The "debunker" at Cracked did a pretty crappy job. If you click on the little (1) link in the Reuters article, you'll find a link where you can download the paper "Developmental Fluoride Neurotoxicity: A systematic Review and Meta-Analysis" by Anna L. Choi, Guifan Sun, Ying Zhang, and Phillipe Grandjean.
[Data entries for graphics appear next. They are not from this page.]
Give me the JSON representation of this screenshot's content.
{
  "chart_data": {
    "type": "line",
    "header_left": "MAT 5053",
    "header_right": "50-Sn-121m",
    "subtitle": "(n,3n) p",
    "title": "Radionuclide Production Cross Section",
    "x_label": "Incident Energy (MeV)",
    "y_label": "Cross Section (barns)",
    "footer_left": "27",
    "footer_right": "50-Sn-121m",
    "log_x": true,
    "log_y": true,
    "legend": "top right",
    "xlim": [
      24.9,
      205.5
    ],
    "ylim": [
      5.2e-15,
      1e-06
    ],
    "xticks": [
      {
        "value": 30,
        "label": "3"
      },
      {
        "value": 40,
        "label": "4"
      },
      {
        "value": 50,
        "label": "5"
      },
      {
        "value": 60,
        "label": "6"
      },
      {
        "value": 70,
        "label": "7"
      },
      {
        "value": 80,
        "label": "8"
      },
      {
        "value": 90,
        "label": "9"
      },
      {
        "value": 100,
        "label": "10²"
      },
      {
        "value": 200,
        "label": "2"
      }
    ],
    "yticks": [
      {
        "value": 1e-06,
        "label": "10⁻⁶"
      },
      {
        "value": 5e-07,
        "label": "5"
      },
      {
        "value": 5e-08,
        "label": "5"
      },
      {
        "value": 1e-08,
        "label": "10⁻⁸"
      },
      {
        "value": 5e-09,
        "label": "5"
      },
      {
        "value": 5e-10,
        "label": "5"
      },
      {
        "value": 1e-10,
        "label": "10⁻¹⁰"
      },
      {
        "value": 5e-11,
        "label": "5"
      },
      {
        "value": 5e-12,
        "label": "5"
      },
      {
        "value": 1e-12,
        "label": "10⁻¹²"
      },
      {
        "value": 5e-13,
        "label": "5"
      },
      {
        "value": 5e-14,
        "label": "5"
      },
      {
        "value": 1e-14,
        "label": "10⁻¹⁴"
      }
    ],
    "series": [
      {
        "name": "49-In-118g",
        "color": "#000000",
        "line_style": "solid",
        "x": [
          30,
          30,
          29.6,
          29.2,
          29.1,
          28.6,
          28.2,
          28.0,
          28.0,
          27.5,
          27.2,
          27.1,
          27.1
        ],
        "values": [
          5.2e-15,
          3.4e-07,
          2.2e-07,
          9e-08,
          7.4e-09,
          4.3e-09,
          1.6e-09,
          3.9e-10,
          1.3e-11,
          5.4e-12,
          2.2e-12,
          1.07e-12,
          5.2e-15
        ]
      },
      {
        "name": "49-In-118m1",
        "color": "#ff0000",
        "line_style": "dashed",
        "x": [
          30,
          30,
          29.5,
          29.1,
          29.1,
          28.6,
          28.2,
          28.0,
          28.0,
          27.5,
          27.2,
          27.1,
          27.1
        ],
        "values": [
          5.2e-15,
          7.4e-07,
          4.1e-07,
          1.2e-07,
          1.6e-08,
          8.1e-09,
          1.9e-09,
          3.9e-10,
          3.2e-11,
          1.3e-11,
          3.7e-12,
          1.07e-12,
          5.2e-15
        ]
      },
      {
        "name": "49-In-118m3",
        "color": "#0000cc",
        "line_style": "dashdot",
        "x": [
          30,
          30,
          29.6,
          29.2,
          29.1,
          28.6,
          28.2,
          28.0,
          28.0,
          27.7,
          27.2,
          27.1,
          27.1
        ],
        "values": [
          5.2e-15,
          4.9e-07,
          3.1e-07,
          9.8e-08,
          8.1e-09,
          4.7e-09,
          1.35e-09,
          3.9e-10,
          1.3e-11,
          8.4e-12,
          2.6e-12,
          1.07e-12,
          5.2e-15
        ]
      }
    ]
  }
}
This study pooled results from 27 studies, 2 of which were from Iran, 25 of which were from China. In 2 of the Chinese studies, subjects were exposed to fluoride via coal burning, and in almost all the others, the fluoride came through drinking water as an additive. Not through industrial runoff, like this David Wong joker claims. He argues that they were testing "megadoses" of fluoride in the high-exposure groups, and this is just wrong. Here are the supposedly high concentrations of fluoride that were being tested, in mg/L (p.27 of Choi et al.): 4.55, 0.88, 2.1-7.6, 1.8, 2.97, 1.81-2.69, 2-11, 4.12, 2, 3.15, 2.9 ,2.97 ,4.5 ,3.8-11.5, 2.34, 2.47 and 2.38. For reference, the EPA's "safe" upper limit is 4 mg/L and the city I live in has 1.0 mg/L. These are not "megadoses".
He then goes on to argue that this report was forwarded to Reuters by an anti-fluoride activist group, with the implication that anything they say must be wrong. Then he finishes up with a logical fallacy, which is that because some people that he disagrees with thought fluoride was a communist mind control plot, that therefore this report about how fluoride adversely effects the developing mind is also not worth paying attention to.
It is a classic case of coming up with reasons to support a position that one already holds, rather than letting reasons dictate the position.